Full exception from scala application:

redis.clients.jedis.exceptions.JedisConnectionException: Could not get a resource from the pool

Code snippets to reproduce:


class Cache(spark: SparkSession) {

  // https://github.com/RedisLabs/spark-redis/blob/master/doc/dataframe.md
  spark.conf.set("spark.redis.host", AppConfig.settings.redis.host)
  spark.conf.set("spark.redis.port", AppConfig.settings.redis.port)
  spark.conf.set("spark.redis.auth", AppConfig.settings.redis.password)
  spark.conf.set("spark.redis.ssl", AppConfig.settings.redis.useTls)
  spark.conf.set("spark.redis.timeout", 5000)

  def getDf(key: String): Try[DataFrame] = Try {
    spark.read
      .format("org.apache.spark.sql.redis")
      .option("table", key)
      .option("infer.schema", true)
      .load()
  }
}
val cache       = new Cache(spark)
cache.getDf("my_table") match {
      case Failure(exception) => log.error(s"Failed fetch from cache with error $exception")
      case _                  => log.info("Saved result to cache.")
    }
fe2s commented 2 years ago

Hi @raokrutarth , can you try to configure in the following way?

spark.read
      .format("org.apache.spark.sql.redis")
      .option("table", key)
      .option("infer.schema", true)
      .option("host", AppConfig.settings.redis.host)
      .option("port", AppConfig.settings.redis.port)
      .option("auth", AppConfig.settings.redis.password)
      .option("ssl", AppConfig.settings.redis.useTls)
      .option("timeout", 5000)
      .load()
raokrutarth commented 2 years ago

That worked. Thanks. Any reason setting using spark.conf.set does not work?

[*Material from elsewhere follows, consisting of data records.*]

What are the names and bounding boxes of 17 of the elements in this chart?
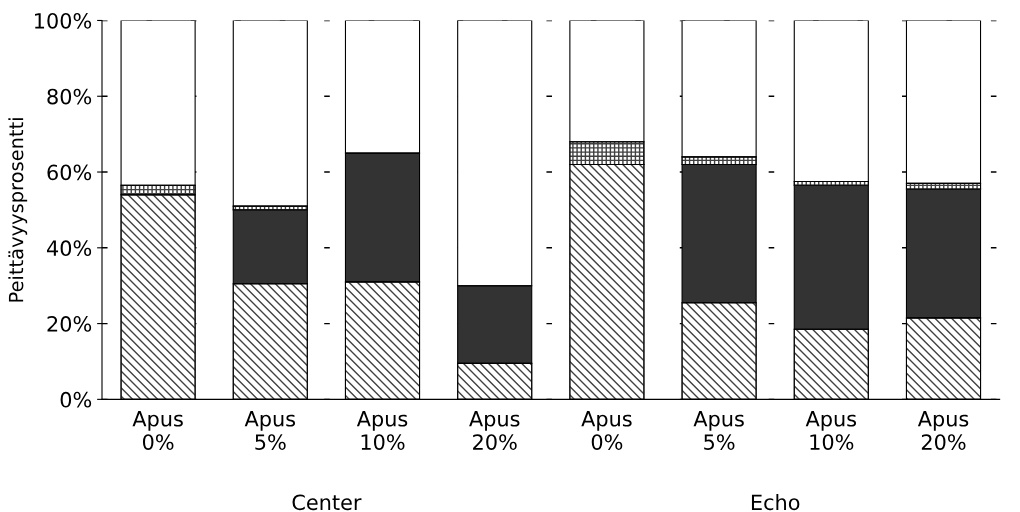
x-tick-label: Apus 0% <box>132 411 183 450</box>
y-tick-label: 80% <box>47 88 92 105</box>
x-tick-label: Apus 5% <box>693 411 744 450</box>
y-tick-label: 100% <box>35 12 92 29</box>
y-axis-title: Peittävyysprosentti <box>8 118 28 302</box>
x-tick-label: Apus 10% <box>356 411 408 450</box>
x-tick-label: Apus 20% <box>469 411 520 450</box>
text: Echo <box>751 494 800 511</box>
x-tick-label: Apus 5% <box>244 411 296 450</box>
y-tick-label: 0% <box>60 391 92 408</box>
x-tick-label: Apus 20% <box>917 411 969 450</box>
text: Center <box>292 494 362 511</box>
x-tick-label: Apus 10% <box>805 411 857 450</box>
y-tick-label: 40% <box>46 240 92 257</box>
x-tick-label: Apus 0% <box>581 411 632 450</box>
y-tick-label: 20% <box>47 316 92 332</box>
y-tick-label: 60% <box>47 164 92 181</box>
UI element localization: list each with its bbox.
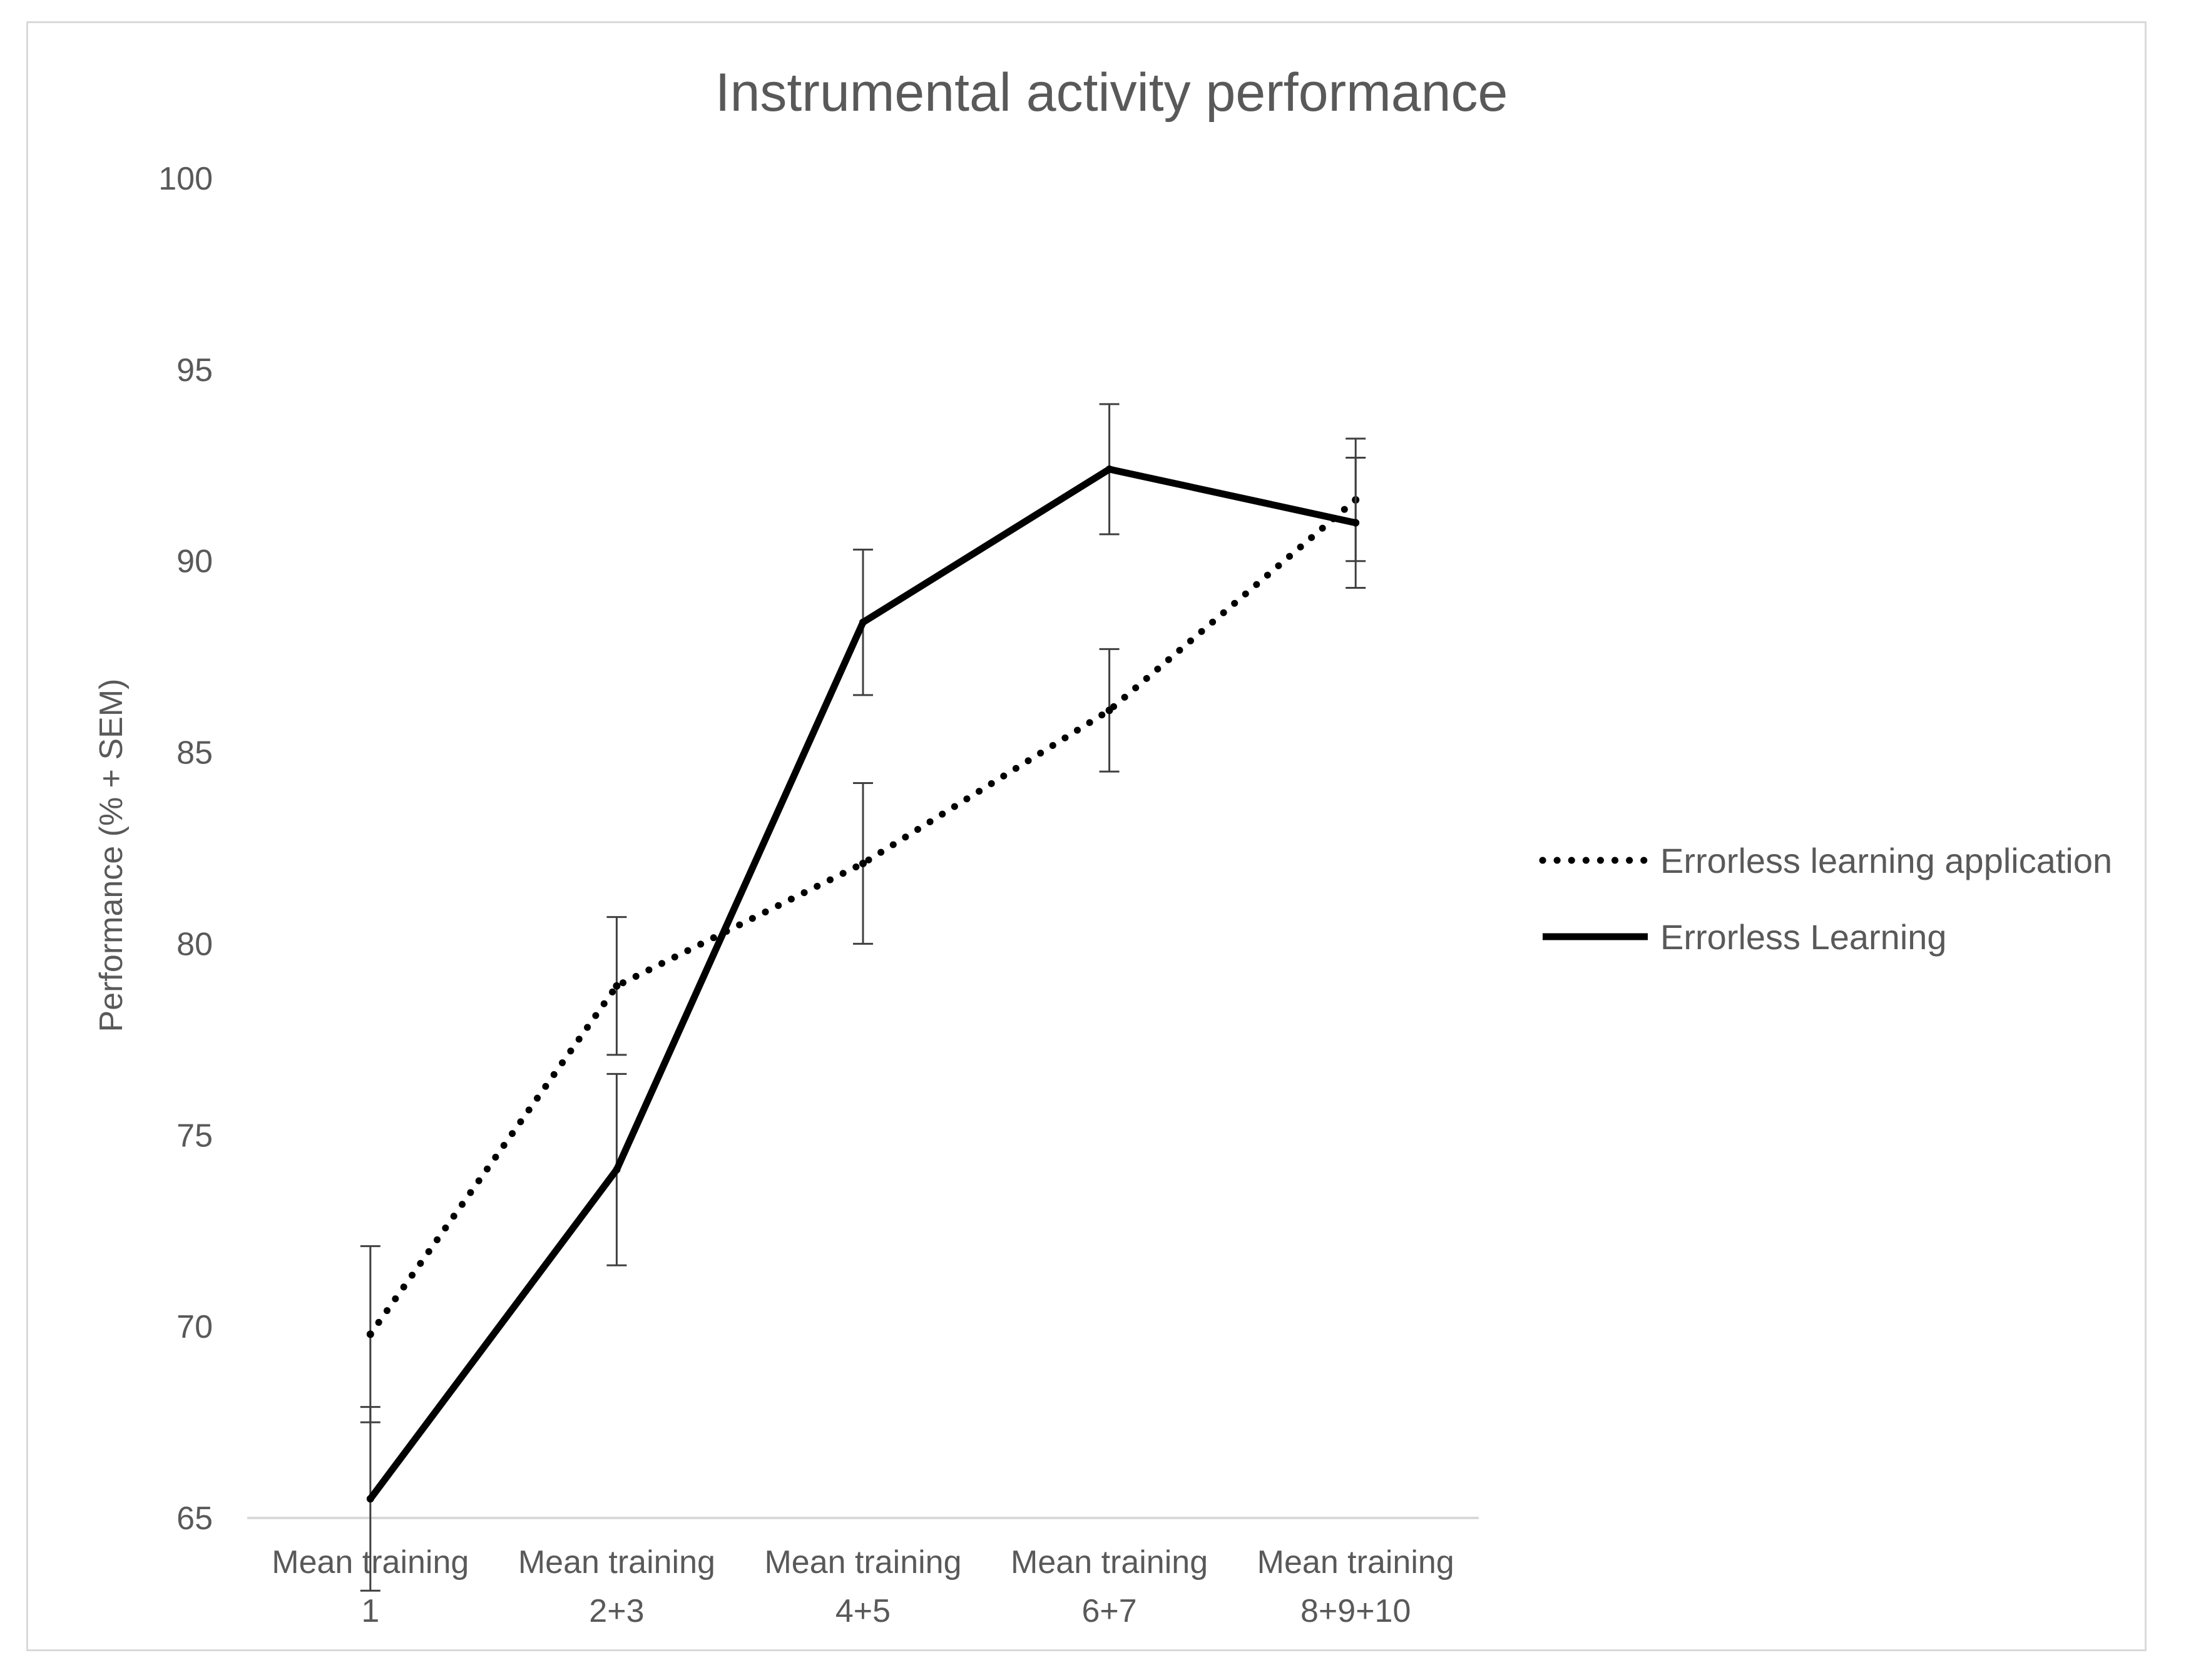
data-point	[366, 1495, 374, 1503]
x-tick-label: Mean training	[1257, 1544, 1454, 1581]
data-point	[1105, 465, 1113, 473]
x-tick-label: 6+7	[1081, 1593, 1136, 1629]
series-1	[360, 403, 1366, 1592]
chart-frame: Instrumental activity performance Perfor…	[26, 21, 2147, 1651]
x-tick-label: 1	[361, 1593, 379, 1629]
y-tick-label: 65	[176, 1500, 213, 1537]
data-point	[613, 1166, 621, 1174]
x-tick-label: 8+9+10	[1300, 1593, 1411, 1629]
x-tick-label: Mean training	[1011, 1544, 1208, 1581]
legend: Errorless learning application Errorless …	[1539, 841, 2112, 957]
y-tick-label: 80	[176, 926, 213, 962]
series-line	[367, 496, 1359, 1338]
chart-title: Instrumental activity performance	[715, 63, 1508, 123]
y-tick-label: 70	[176, 1309, 213, 1345]
y-tick-label: 100	[158, 161, 213, 197]
x-axis-ticks: Mean training 1 Mean training 2+3 Mean train…	[272, 1544, 1454, 1629]
y-axis-ticks: 65 70 75 80 85 90 95 100	[158, 161, 213, 1537]
y-tick-label: 75	[176, 1117, 213, 1154]
legend-label: Errorless Learning	[1660, 917, 1947, 957]
x-tick-label: Mean training	[764, 1544, 961, 1581]
chart-svg: Instrumental activity performance Perfor…	[93, 63, 2112, 1629]
y-tick-label: 85	[176, 735, 213, 771]
series-layer	[360, 403, 1366, 1592]
y-axis-title: Performance (% + SEM)	[93, 679, 130, 1032]
legend-item: Errorless learning application	[1539, 841, 2112, 880]
data-point	[859, 618, 867, 626]
y-tick-label: 95	[176, 352, 213, 389]
data-point	[613, 982, 621, 990]
series-0	[360, 437, 1366, 1423]
legend-label: Errorless learning application	[1660, 841, 2112, 880]
y-tick-label: 90	[176, 544, 213, 580]
x-tick-label: Mean training	[518, 1544, 715, 1581]
x-tick-label: 2+3	[589, 1593, 644, 1629]
legend-item: Errorless Learning	[1543, 917, 1947, 957]
data-point	[1105, 706, 1113, 715]
data-point	[366, 1330, 374, 1338]
x-tick-label: 4+5	[835, 1593, 891, 1629]
data-point	[1352, 519, 1360, 527]
data-point	[859, 859, 867, 867]
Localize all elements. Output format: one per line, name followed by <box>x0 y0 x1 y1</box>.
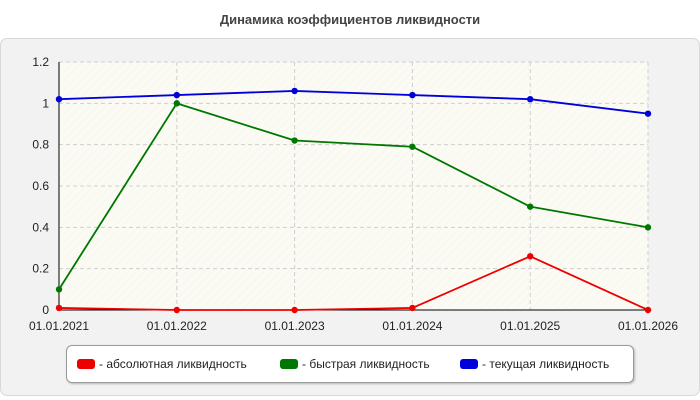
series-line-2 <box>58 90 649 115</box>
legend-swatch-green <box>280 359 298 369</box>
y-tick-label: 1 <box>42 96 49 110</box>
data-point <box>409 91 416 99</box>
legend-item-absolute: - абсолютная ликвидность <box>77 356 247 372</box>
legend: - абсолютная ликвидность - быстрая ликви… <box>66 345 634 383</box>
y-tick-label: 0.8 <box>32 138 49 152</box>
data-point <box>55 286 63 293</box>
legend-swatch-red <box>77 359 95 369</box>
legend-label: - быстрая ликвидность <box>302 357 430 371</box>
x-tick-label: 01.01.2025 <box>500 319 560 333</box>
data-point <box>409 304 416 312</box>
data-point <box>527 96 534 103</box>
x-tick-label: 01.01.2023 <box>265 319 325 333</box>
data-point <box>644 224 652 231</box>
data-point <box>291 137 298 144</box>
y-tick-label: 1.2 <box>32 55 49 69</box>
chart-title: Динамика коэффициентов ликвидности <box>219 12 481 27</box>
data-point <box>55 304 63 312</box>
data-point <box>55 96 63 103</box>
legend-swatch-blue <box>460 359 478 369</box>
series-line-0 <box>58 255 649 311</box>
y-tick-label: 0.2 <box>32 262 49 276</box>
data-point <box>527 253 534 260</box>
data-point <box>644 110 652 117</box>
data-point <box>173 306 180 314</box>
legend-item-current: - текущая ликвидность <box>460 356 609 372</box>
legend-label: - текущая ликвидность <box>482 357 610 371</box>
x-tick-label: 01.01.2022 <box>147 319 207 333</box>
data-point <box>173 100 180 107</box>
data-point <box>173 91 180 99</box>
series-line-1 <box>58 102 649 290</box>
legend-label: - абсолютная ликвидность <box>99 357 247 371</box>
data-point <box>291 306 298 314</box>
data-point <box>527 203 534 210</box>
x-tick-label: 01.01.2021 <box>29 319 89 333</box>
data-point <box>409 143 416 150</box>
y-tick-label: 0 <box>42 303 49 317</box>
data-point <box>644 306 652 314</box>
x-tick-label: 01.01.2024 <box>382 319 442 333</box>
y-tick-label: 0.6 <box>32 179 49 193</box>
legend-item-quick: - быстрая ликвидность <box>280 356 430 372</box>
data-point <box>291 87 298 95</box>
y-tick-label: 0.4 <box>32 220 49 234</box>
x-tick-label: 01.01.2026 <box>618 319 678 333</box>
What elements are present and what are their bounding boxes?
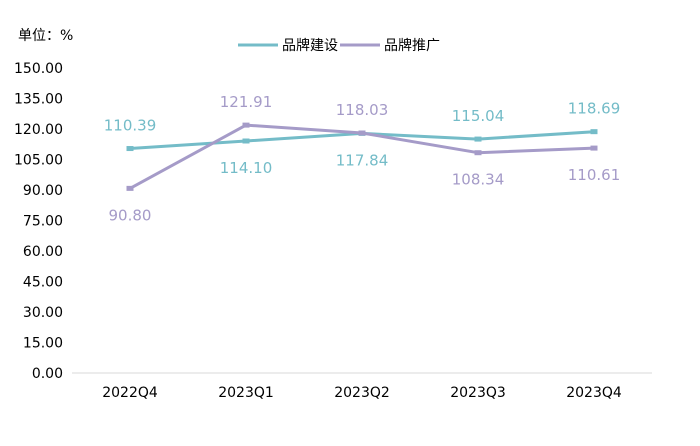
- series-0-point[interactable]: [590, 129, 598, 135]
- data-label-series-1: 110.61: [568, 166, 621, 184]
- series-0-point[interactable]: [474, 136, 482, 142]
- y-tick-label: 0.00: [32, 366, 63, 382]
- x-tick-label: 2023Q1: [218, 385, 274, 401]
- legend-item-series-0[interactable]: 品牌建设: [238, 37, 338, 54]
- series-1-point[interactable]: [242, 122, 250, 128]
- data-label-series-1: 121.91: [220, 93, 273, 111]
- series-0-point[interactable]: [242, 138, 250, 144]
- legend-label-series-1: 品牌推广: [384, 37, 440, 54]
- data-label-series-0: 118.69: [568, 100, 621, 118]
- series-1-point[interactable]: [358, 130, 366, 136]
- y-tick-label: 150.00: [14, 61, 63, 77]
- y-tick-label: 135.00: [14, 92, 63, 108]
- data-label-series-0: 114.10: [220, 159, 273, 177]
- data-labels: 110.39 90.80 114.10 121.91 117.84 118.03 115.0…: [104, 93, 621, 224]
- y-tick-label: 90.00: [23, 183, 63, 199]
- x-tick-label: 2023Q2: [334, 385, 390, 401]
- data-label-series-0: 110.39: [104, 117, 157, 135]
- y-tick-label: 60.00: [23, 244, 63, 260]
- y-tick-label: 15.00: [23, 336, 63, 352]
- legend-label-series-0: 品牌建设: [282, 37, 338, 54]
- data-label-series-1: 118.03: [336, 101, 389, 119]
- x-tick-label: 2022Q4: [102, 385, 158, 401]
- x-axis-ticks: 2022Q4 2023Q1 2023Q2 2023Q3 2023Q4: [102, 385, 622, 401]
- data-label-series-0: 117.84: [336, 151, 389, 169]
- data-label-series-1: 90.80: [109, 206, 152, 224]
- y-tick-label: 75.00: [23, 214, 63, 230]
- x-tick-label: 2023Q3: [450, 385, 506, 401]
- legend-item-series-1[interactable]: 品牌推广: [340, 37, 440, 54]
- y-tick-label: 30.00: [23, 305, 63, 321]
- y-tick-label: 120.00: [14, 122, 63, 138]
- x-tick-label: 2023Q4: [566, 385, 622, 401]
- series-0-point[interactable]: [126, 146, 134, 152]
- series-layer: [126, 122, 598, 191]
- data-label-series-0: 115.04: [452, 107, 505, 125]
- series-1-point[interactable]: [126, 185, 134, 191]
- y-axis-ticks: 0.00 15.00 30.00 45.00 60.00 75.00 90.00 105.00…: [14, 61, 63, 382]
- y-tick-label: 105.00: [14, 153, 63, 169]
- series-1-point[interactable]: [474, 150, 482, 156]
- legend: 品牌建设 品牌推广: [238, 37, 440, 54]
- series-1-point[interactable]: [590, 145, 598, 151]
- y-tick-label: 45.00: [23, 275, 63, 291]
- unit-label: 单位：%: [18, 28, 73, 44]
- data-label-series-1: 108.34: [452, 171, 505, 189]
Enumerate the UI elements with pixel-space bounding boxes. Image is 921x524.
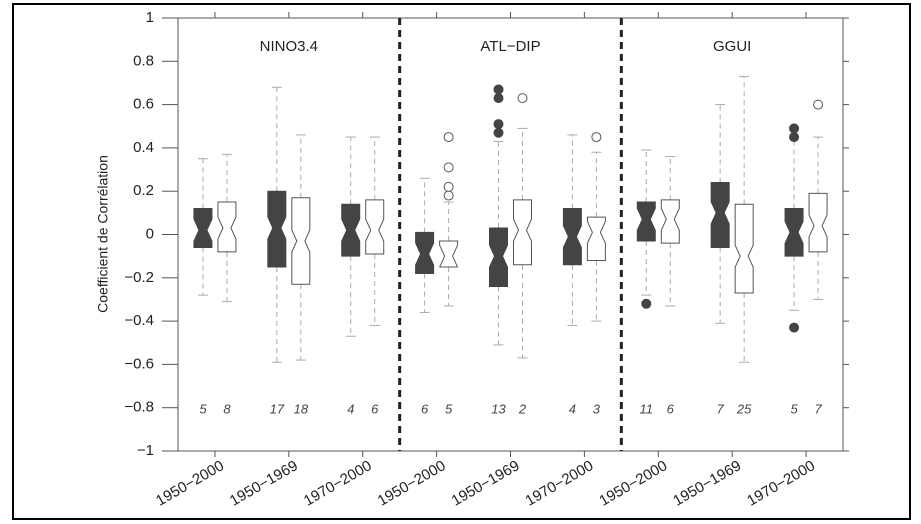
box: [636, 201, 656, 242]
outlier: [443, 190, 454, 201]
y-tick-label: 0.2: [133, 182, 154, 199]
box: [291, 197, 311, 285]
count-label: 25: [736, 401, 752, 416]
box: [734, 203, 754, 294]
box: [784, 208, 804, 257]
outlier: [493, 127, 504, 138]
y-tick-label: −1: [137, 442, 154, 459]
count-label: 18: [294, 401, 309, 416]
x-tick-label: 1950−2000: [596, 457, 670, 509]
box: [193, 208, 213, 248]
outlier: [443, 162, 454, 173]
y-tick-label: 0.8: [133, 52, 154, 69]
count-label: 6: [421, 401, 429, 416]
y-tick-label: 0.6: [133, 96, 154, 113]
count-label: 13: [491, 401, 506, 416]
count-label: 2: [518, 401, 527, 416]
box: [415, 231, 435, 274]
panel-label: NINO3.4: [260, 38, 318, 55]
count-label: 17: [270, 401, 285, 416]
box: [660, 199, 680, 244]
y-axis-label: Coefficient de Corrélation: [95, 155, 111, 313]
x-tick-label: 1950−2000: [153, 457, 227, 509]
box: [808, 192, 828, 253]
x-tick-label: 1970−2000: [744, 457, 818, 509]
outlier: [789, 322, 800, 333]
y-tick-label: −0.8: [124, 399, 154, 416]
outlier: [443, 181, 454, 192]
y-tick-label: 0.4: [133, 139, 154, 156]
x-tick-label: 1970−2000: [522, 457, 596, 509]
y-tick-label: 1: [146, 9, 154, 26]
box: [365, 199, 385, 255]
box: [562, 208, 582, 266]
y-tick-label: −0.2: [124, 269, 154, 286]
box: [439, 240, 459, 268]
count-label: 5: [790, 401, 798, 416]
frame: [12, 3, 911, 520]
x-tick-label: 1950−1969: [449, 457, 523, 509]
x-tick-label: 1950−1969: [227, 457, 301, 509]
box: [217, 201, 237, 253]
y-tick-label: −0.4: [124, 312, 154, 329]
count-label: 7: [717, 401, 725, 416]
outlier: [789, 123, 800, 134]
outlier: [493, 84, 504, 95]
count-label: 7: [814, 401, 822, 416]
count-label: 4: [347, 401, 354, 416]
outlier: [493, 119, 504, 130]
count-label: 8: [223, 401, 231, 416]
count-label: 6: [371, 401, 379, 416]
box: [513, 199, 532, 266]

raokrutarth commented 2 years ago

Reopening issue. Specifying creds for every read/write is very slow. Would be ideal to set the auth and establish a connection with redis once.

fe2s commented 2 years ago

spark-redis takes the configuration options from org.apache.spark.SparkConf. When you use sparkSession.conf.set("...", "...") it sets the option in org.apache.spark.sql.RuntimeConfig and those options are not propagated to SparkConf. In order to configure options in SparkConf you have to pass them during the creation of SparkSession, e.g.

val spark = SparkSession
      .builder()
      .master("local")
      .config("spark.redis.port", "6379")
      .getOrCreate()

We need to investigate if we should respect/support the options from RuntimeConfig.